Students removed garbage that included beer bottles, baby diapers, a microwave, and eight shopping carts from their trail. They pulled up so much knotweed, Reifsnyder says, that “we got the town department of public works to bring a dump truck and a backhoe.” The knotweed students removed from the path filled multiple dump truck loads.
Reifsnyder said the project helped students take ownership not just of their trail but also of their city. “Many young people in North Adams tend to speak negatively about the city. By the end of this project these students were talking about North Adams with pride.”
E3 celebrated the opening of the trail in December with community members, including the mayor. Students presented a Powerpoint of the project, served trail mix, and took everyone on a walk along the new trail, which they named Willow Walk.
“When they saw at the end that what they made was special enough that the newspapers came, that the mayor came and congratulated them,” said Reifsnyder, “they felt much more empowered about what they can do in their own lives.”
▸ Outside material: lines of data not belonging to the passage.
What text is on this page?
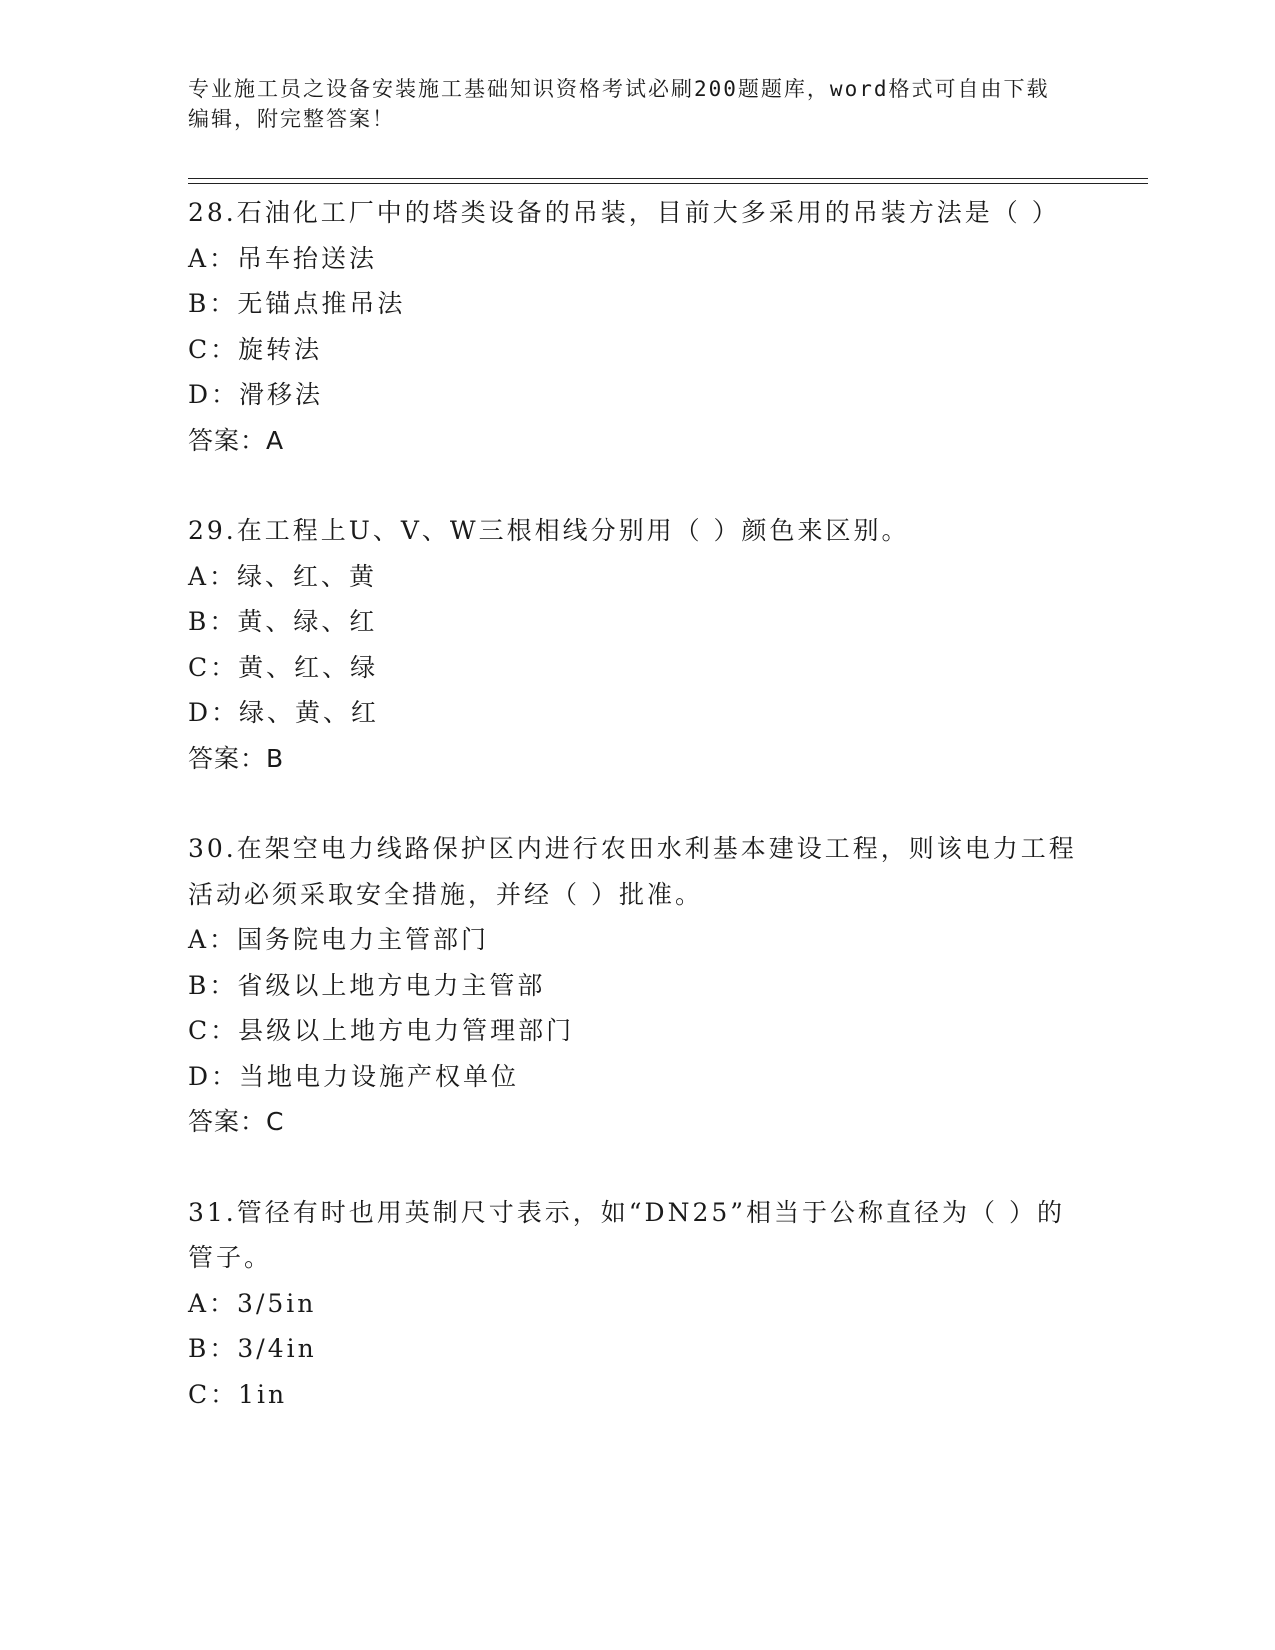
专业施工员之设备安装施工基础知识资格考试必刷200题题库，word格式可自由下载编辑，附完整答案！
28.石油化工厂中的塔类设备的吊装，目前大多采用的吊装方法是（ ）
A：吊车抬送法
B：无锚点推吊法
C：旋转法
D：滑移法
答案：A
29.在工程上U、V、W三根相线分别用（ ）颜色来区别。
A：绿、红、黄
B：黄、绿、红
C：黄、红、绿
D：绿、黄、红
答案：B
30.在架空电力线路保护区内进行农田水利基本建设工程，则该电力工程活动必须采取安全措施，并经（ ）批准。
A：国务院电力主管部门
B：省级以上地方电力主管部
C：县级以上地方电力管理部门
D：当地电力设施产权单位
答案：C
31.管径有时也用英制尺寸表示，如“DN25”相当于公称直径为（ ）的管子。
A：3/5in
B：3/4in
C：1in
Adding their experience to the conversation that started over 50 years ago, programs like E3 and the Bronx River Alliance are exploring the future of urban environmental education.
Where is that future headed?
Urban environmental programs become relevant when they are rooted in place and related to students’ lives. “We picked the Hoosic River because that’s our river,” Reifsnyder said.
Urban environmental programs become sustainable when they incorporate skills students already need to learn. The Bronx River Alliance offers teachers training and resources to incorporate the river into their curricula. The staff at E3 used the Hoosic River and their project to motivate students and teach competencies that helped all nine students pass their standardized tests.
Right now, many urban environmental education programs are small and local. How can this kind of success expand without sacrificing its place-based, community-based nature? How can the momentum of the growing urban environmental movement bring relevant, sustainable environmental learning to more under-served students in more cities?
As this series continues, we will compare local and national programs, examine the implications of environmental justice and privilege, and talk to urban students and educators as we search for the answers.